Speaking for the first time since the rubber-stamp Parliament last week approved his precedent-breaking third term as head of state, Xi called on the nation to uphold the leadership of the ruling Communist Party of China (CPC) headed by him. “This is my third time assuming the lofty office of president,” Xi, 69, said at the closing ceremony of China’s national legislature, adding that “the trust of the people is the biggest driving force for me to move forward, and it is also a heavy responsibility on my shoulders”.
He pledged that he would “faithfully perform the duties entrusted by the Constitution” and would “never let down the great trust” of all Chinese people. “Security is the bedrock of development, while stability is a prerequisite for prosperity,” Xi said
Xi also called for efforts to advance the modernisation of China’s defence forces and build the people’s armed forces into a “Great Wall of steel” that is capable of effectively safeguarding national sovereignty, security and development interests.
Xi’s reference to the Great Wall was significant as the mammoth structure, with a total length of more than 20,000 km, was built over centuries by China’s emperors to protect their territory. It also came amid growing tensions between China and the US and some neighbouring countries.

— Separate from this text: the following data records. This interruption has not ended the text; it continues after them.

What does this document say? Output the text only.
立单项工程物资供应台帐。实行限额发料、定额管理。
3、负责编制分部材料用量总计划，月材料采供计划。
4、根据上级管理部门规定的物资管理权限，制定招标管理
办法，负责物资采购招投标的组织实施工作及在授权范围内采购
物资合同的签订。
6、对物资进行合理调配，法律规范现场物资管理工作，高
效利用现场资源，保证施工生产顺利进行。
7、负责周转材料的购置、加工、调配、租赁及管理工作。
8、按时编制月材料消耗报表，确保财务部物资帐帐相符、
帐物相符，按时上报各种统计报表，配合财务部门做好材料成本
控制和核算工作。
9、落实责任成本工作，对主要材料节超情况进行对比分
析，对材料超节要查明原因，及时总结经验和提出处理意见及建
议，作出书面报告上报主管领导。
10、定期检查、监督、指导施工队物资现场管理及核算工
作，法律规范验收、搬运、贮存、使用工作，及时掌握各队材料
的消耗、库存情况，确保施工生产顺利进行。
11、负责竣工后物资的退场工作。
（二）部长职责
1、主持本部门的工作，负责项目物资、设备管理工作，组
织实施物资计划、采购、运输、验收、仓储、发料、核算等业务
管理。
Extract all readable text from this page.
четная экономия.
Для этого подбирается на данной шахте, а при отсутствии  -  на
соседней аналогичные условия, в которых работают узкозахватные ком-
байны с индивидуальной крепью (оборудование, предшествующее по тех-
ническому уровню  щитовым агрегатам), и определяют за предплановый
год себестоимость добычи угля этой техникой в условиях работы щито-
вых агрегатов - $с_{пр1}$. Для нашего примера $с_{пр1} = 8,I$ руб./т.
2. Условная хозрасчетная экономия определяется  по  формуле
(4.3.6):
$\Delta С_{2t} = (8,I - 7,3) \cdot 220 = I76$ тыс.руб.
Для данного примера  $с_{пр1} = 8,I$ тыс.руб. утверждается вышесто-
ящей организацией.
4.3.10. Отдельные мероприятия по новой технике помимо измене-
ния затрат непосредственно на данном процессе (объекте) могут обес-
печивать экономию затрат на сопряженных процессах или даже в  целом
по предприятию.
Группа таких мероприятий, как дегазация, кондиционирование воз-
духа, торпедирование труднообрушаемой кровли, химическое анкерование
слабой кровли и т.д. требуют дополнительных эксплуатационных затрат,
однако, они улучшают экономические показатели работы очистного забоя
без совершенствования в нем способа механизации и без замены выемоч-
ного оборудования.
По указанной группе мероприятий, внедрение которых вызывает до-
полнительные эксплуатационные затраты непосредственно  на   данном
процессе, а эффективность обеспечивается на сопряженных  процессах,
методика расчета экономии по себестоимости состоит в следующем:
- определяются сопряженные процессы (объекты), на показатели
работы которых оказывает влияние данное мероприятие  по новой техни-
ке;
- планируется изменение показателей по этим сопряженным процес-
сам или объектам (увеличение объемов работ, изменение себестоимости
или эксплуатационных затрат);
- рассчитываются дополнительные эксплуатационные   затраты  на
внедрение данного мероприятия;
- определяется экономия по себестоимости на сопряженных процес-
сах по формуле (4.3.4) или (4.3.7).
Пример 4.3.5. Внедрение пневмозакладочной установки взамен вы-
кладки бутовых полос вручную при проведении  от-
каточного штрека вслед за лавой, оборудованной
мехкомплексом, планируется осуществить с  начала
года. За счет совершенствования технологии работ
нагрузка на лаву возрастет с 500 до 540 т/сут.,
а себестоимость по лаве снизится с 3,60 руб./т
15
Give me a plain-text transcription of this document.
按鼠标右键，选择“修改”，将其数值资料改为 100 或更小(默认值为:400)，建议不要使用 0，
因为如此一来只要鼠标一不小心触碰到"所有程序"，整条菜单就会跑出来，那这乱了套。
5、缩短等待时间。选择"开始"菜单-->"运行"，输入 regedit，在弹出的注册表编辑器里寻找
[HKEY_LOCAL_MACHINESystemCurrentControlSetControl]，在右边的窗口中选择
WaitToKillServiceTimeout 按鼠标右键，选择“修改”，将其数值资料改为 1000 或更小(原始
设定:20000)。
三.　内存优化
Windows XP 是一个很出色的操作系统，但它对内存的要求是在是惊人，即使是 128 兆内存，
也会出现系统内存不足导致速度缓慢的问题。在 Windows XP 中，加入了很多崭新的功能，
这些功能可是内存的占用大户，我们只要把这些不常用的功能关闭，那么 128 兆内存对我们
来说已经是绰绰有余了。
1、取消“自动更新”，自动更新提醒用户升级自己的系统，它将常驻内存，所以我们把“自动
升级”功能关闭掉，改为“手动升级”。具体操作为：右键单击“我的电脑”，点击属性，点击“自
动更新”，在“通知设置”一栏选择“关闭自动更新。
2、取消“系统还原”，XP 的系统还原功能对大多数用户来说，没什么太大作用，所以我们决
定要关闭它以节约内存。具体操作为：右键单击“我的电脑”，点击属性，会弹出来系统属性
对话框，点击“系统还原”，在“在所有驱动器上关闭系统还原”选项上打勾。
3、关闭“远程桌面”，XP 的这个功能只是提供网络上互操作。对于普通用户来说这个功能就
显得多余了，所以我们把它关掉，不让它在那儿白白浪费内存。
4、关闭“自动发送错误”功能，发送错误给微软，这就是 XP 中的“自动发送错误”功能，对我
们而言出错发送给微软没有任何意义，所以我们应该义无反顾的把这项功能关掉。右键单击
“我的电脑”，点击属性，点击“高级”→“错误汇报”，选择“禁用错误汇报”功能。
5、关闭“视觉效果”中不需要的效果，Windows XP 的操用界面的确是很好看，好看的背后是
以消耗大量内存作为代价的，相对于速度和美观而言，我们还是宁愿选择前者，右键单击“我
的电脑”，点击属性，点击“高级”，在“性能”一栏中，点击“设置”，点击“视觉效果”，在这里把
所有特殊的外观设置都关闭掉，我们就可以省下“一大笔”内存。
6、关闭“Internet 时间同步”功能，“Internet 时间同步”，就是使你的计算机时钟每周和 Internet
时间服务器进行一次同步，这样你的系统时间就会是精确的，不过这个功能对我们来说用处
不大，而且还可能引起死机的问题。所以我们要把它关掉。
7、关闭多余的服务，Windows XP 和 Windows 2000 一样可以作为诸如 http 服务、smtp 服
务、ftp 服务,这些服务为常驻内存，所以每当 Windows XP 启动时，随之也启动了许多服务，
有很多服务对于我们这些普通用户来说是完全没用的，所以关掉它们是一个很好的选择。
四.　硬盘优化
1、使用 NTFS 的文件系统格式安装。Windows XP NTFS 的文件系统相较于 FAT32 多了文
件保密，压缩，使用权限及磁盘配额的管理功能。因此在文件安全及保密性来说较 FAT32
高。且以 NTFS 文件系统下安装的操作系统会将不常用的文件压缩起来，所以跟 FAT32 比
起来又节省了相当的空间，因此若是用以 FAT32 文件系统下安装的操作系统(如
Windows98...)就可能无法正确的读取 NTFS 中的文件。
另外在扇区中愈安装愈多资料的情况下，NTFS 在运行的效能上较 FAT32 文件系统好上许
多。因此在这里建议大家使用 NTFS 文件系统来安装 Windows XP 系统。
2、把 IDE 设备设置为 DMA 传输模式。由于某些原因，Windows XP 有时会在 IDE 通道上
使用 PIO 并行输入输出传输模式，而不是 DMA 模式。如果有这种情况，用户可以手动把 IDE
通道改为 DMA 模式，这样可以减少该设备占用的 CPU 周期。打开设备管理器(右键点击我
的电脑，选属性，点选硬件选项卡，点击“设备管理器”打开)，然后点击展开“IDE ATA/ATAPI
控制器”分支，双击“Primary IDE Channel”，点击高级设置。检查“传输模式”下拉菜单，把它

Xi is regarded as the ‘core leader’ of the party very much like the party founder Mao Zedong.
In his speech at the NPC closing ceremony attended by about 3,000 legislators, Xi said China will play an active part in the reform and development of the global governance system to advance the implementation of his initiatives — the Global Development Initiative (GDI) and the Global Security Initiative (GSI), which aims to expand Beijing’s diplomatic role in the world.